What is the Toronto Street Writers?
Toronto Street Writers is a free weekly writing group for young adults between the ages of 16 and 29. We meet every Tuesday, from the end of October to June, at the Academy of the Impossible to try our hands at writing all different kinds of genres. We bring in professional writers and artists to teach their craft to the youth and create a mentorship situation.
How did the group get started?
It started in 2008, in Parkdale, the neighbourhood where I grew up, in response to a very violent summer. I was looking around at my younger siblings and their friends, and then seeing that some of the boys in the neighbourhood couldn’t read. It’s so hard to function in this society if you don’t have the ability to communicate.
We get 20 to 25 people a week, and at least one or two of them are new.
How did you select the authors for this series?
When we applied for funding from the Ontario Arts Council and the Canada Council for the Arts, the Academy’s operations manager, Irfan Ali “ he is the driving force who made this series happen “ and I brainstormed as many different writers as we could. We wanted a range of people who work in different styles and genres, and have different cultural backgrounds and interests and come from different parts of the country.
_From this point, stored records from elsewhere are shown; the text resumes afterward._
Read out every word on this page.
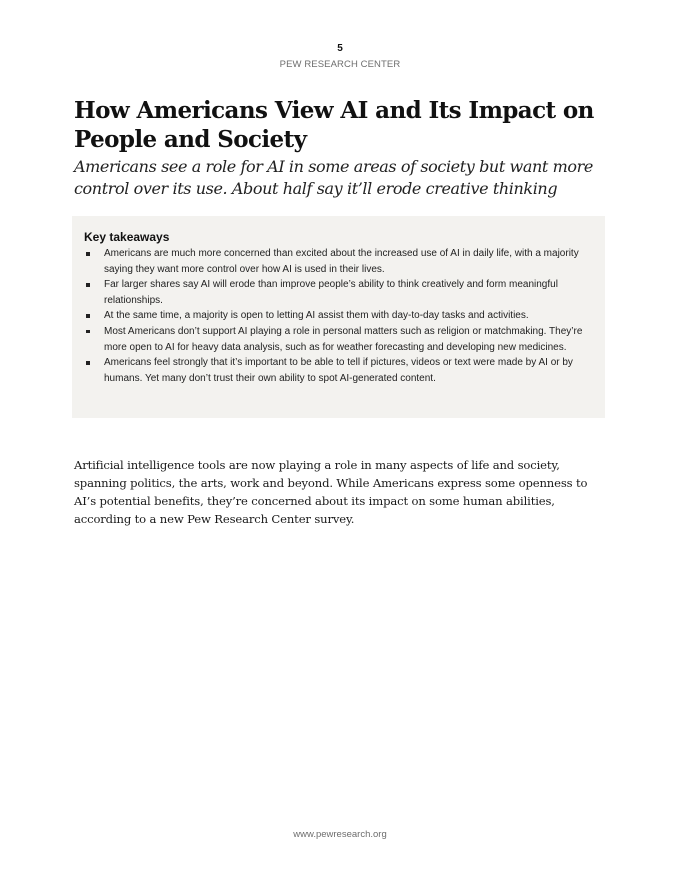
5
PEW RESEARCH CENTER
How Americans View AI and Its Impact on People and Society
Americans see a role for AI in some areas of society but want more control over its use. About half say it’ll erode creative thinking
Key takeaways
Americans are much more concerned than excited about the increased use of AI in daily life, with a majority saying they want more control over how AI is used in their lives.
Far larger shares say AI will erode than improve people’s ability to think creatively and form meaningful relationships.
At the same time, a majority is open to letting AI assist them with day-to-day tasks and activities.
Most Americans don’t support AI playing a role in personal matters such as religion or matchmaking. They’re more open to AI for heavy data analysis, such as for weather forecasting and developing new medicines.
Americans feel strongly that it’s important to be able to tell if pictures, videos or text were made by AI or by humans. Yet many don’t trust their own ability to spot AI-generated content.

Artificial intelligence tools are now playing a role in many aspects of life and society, spanning politics, the arts, work and beyond. While Americans express some openness to AI’s potential benefits, they’re concerned about its impact on some human abilities, according to a new Pew Research Center survey.

www.pewresearch.org
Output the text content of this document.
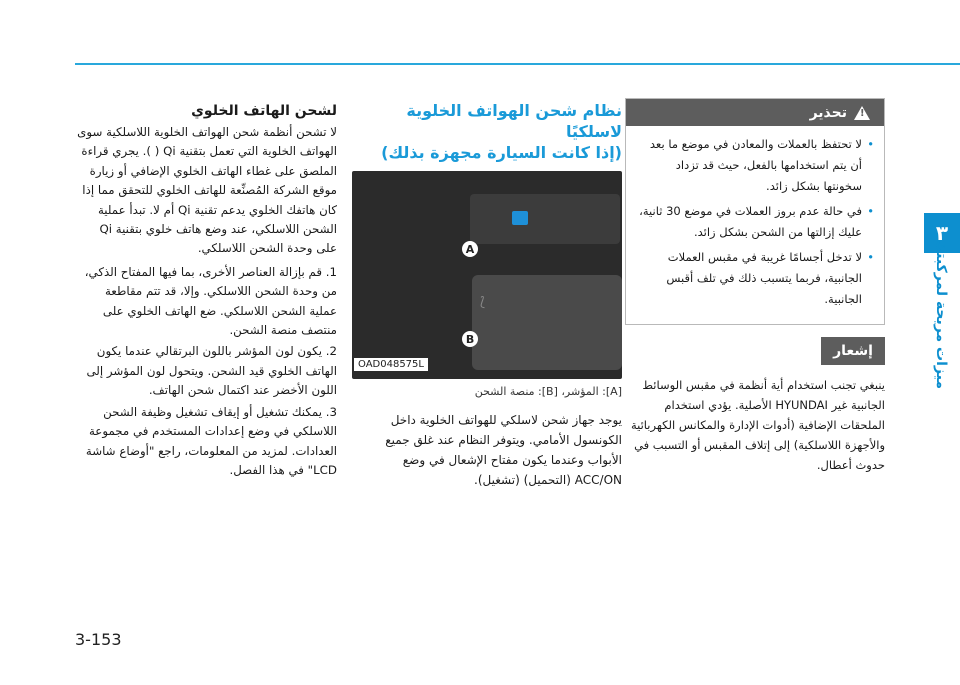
٣
ميزات مريحة لمركبتك
3-153
!
تحذير
• لا تحتفظ بالعملات والمعادن في موضع ما بعد أن يتم استخدامها بالفعل، حيث قد تزداد سخونتها بشكل زائد.
• في حالة عدم بروز العملات في موضع 30 ثانية، عليك إزالتها من الشحن بشكل زائد.
• لا تدخل أجسامًا غريبة في مقبس العملات الجانبية، فربما يتسبب ذلك في تلف أقبس الجانبية.
إشعار
ينبغي تجنب استخدام أية أنظمة في مقبس الوسائط الجانبية غير HYUNDAI الأصلية. يؤدي استخدام الملحقات الإضافية (أدوات الإدارة والمكانس الكهربائية والأجهزة اللاسلكية) إلى إتلاف المقبس أو التسبب في حدوث أعطال.
نظام شحن الهواتف الخلوية لاسلكيًا
(إذا كانت السيارة مجهزة بذلك)
⟆
A
B
OAD048575L
[A]: المؤشر، [B]: منصة الشحن
يوجد جهاز شحن لاسلكي للهواتف الخلوية داخل الكونسول الأمامي. ويتوفر النظام عند غلق جميع الأبواب وعندما يكون مفتاح الإشعال في وضع ACC/ON (التحميل) (تشغيل).
لشحن الهاتف الخلوي
لا تشحن أنظمة شحن الهواتف الخلوية اللاسلكية سوى الهواتف الخلوية التي تعمل بتقنية Qi ( ). يجري قراءة الملصق على غطاء الهاتف الخلوي الإضافي أو زيارة موقع الشركة المُصنِّعة للهاتف الخلوي للتحقق مما إذا كان هاتفك الخلوي يدعم تقنية Qi أم لا. تبدأ عملية الشحن اللاسلكي، عند وضع هاتف خلوي بتقنية Qi على وحدة الشحن اللاسلكي.
1. قم بإزالة العناصر الأخرى، بما فيها المفتاح الذكي، من وحدة الشحن اللاسلكي. وإلا، قد تتم مقاطعة عملية الشحن اللاسلكي. ضع الهاتف الخلوي على منتصف منصة الشحن.
2. يكون لون المؤشر باللون البرتقالي عندما يكون الهاتف الخلوي قيد الشحن. ويتحول لون المؤشر إلى اللون الأخضر عند اكتمال شحن الهاتف.
3. يمكنك تشغيل أو إيقاف تشغيل وظيفة الشحن اللاسلكي في وضع إعدادات المستخدم في مجموعة العدادات. لمزيد من المعلومات، راجع "أوضاع شاشة LCD" في هذا الفصل.
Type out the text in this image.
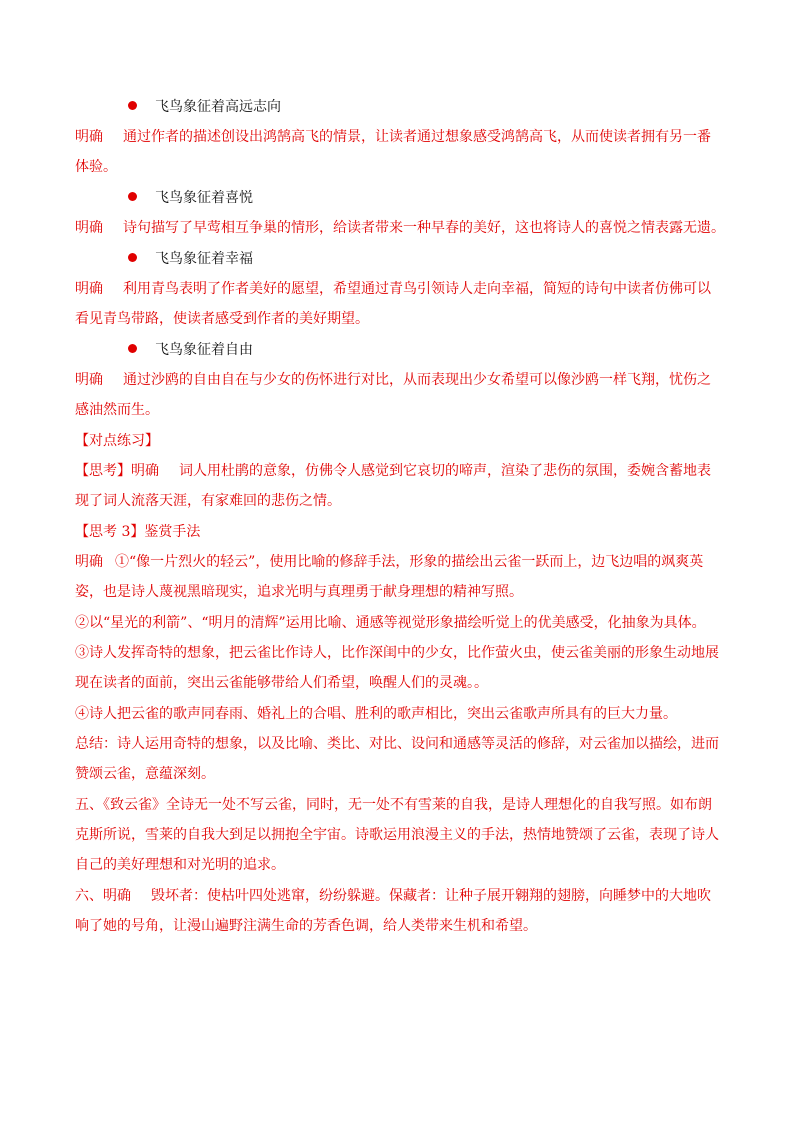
飞鸟象征着高远志向
明确 通过作者的描述创设出鸿鹄高飞的情景，让读者通过想象感受鸿鹄高飞，从而使读者拥有另一番
体验。
飞鸟象征着喜悦
明确 诗句描写了早莺相互争巢的情形，给读者带来一种早春的美好，这也将诗人的喜悦之情表露无遗。
飞鸟象征着幸福
明确 利用青鸟表明了作者美好的愿望，希望通过青鸟引领诗人走向幸福，简短的诗句中读者仿佛可以
看见青鸟带路，使读者感受到作者的美好期望。
飞鸟象征着自由
明确 通过沙鸥的自由自在与少女的伤怀进行对比，从而表现出少女希望可以像沙鸥一样飞翔，忧伤之
感油然而生。
【对点练习】
【思考】明确 词人用杜鹃的意象，仿佛令人感觉到它哀切的啼声，渲染了悲伤的氛围，委婉含蓄地表
现了词人流落天涯，有家难回的悲伤之情。
【思考 3】鉴赏手法
明确 ①“像一片烈火的轻云”，使用比喻的修辞手法，形象的描绘出云雀一跃而上，边飞边唱的飒爽英
姿，也是诗人蔑视黑暗现实，追求光明与真理勇于献身理想的精神写照。
②以“星光的利箭”、“明月的清辉”运用比喻、通感等视觉形象描绘听觉上的优美感受，化抽象为具体。
③诗人发挥奇特的想象，把云雀比作诗人，比作深闺中的少女，比作萤火虫，使云雀美丽的形象生动地展
现在读者的面前，突出云雀能够带给人们希望，唤醒人们的灵魂。。
④诗人把云雀的歌声同春雨、婚礼上的合唱、胜利的歌声相比，突出云雀歌声所具有的巨大力量。
总结：诗人运用奇特的想象，以及比喻、类比、对比、设问和通感等灵活的修辞，对云雀加以描绘，进而
赞颂云雀，意蕴深刻。
五、《致云雀》全诗无一处不写云雀，同时，无一处不有雪莱的自我，是诗人理想化的自我写照。如布朗
克斯所说，雪莱的自我大到足以拥抱全宇宙。诗歌运用浪漫主义的手法，热情地赞颂了云雀，表现了诗人
自己的美好理想和对光明的追求。
六、明确 毁坏者：使枯叶四处逃窜，纷纷躲避。保藏者：让种子展开翱翔的翅膀，向睡梦中的大地吹
响了她的号角，让漫山遍野注满生命的芳香色调，给人类带来生机和希望。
How does the series tie into Academy’s mandate?
At the Academy, we’re always looking to put the power into the audience’s hands “ people who don’t traditionally have power. In this case, we’re telling the youth, You are interviewing this established author, you have the ability to lead the conversation. You must read their work and prepare for the discussion, and you’re going up on stage with them.
It’s an opportunity for them to shine, and I think they will. In situations where they are respected and supported, they always do wonderful things.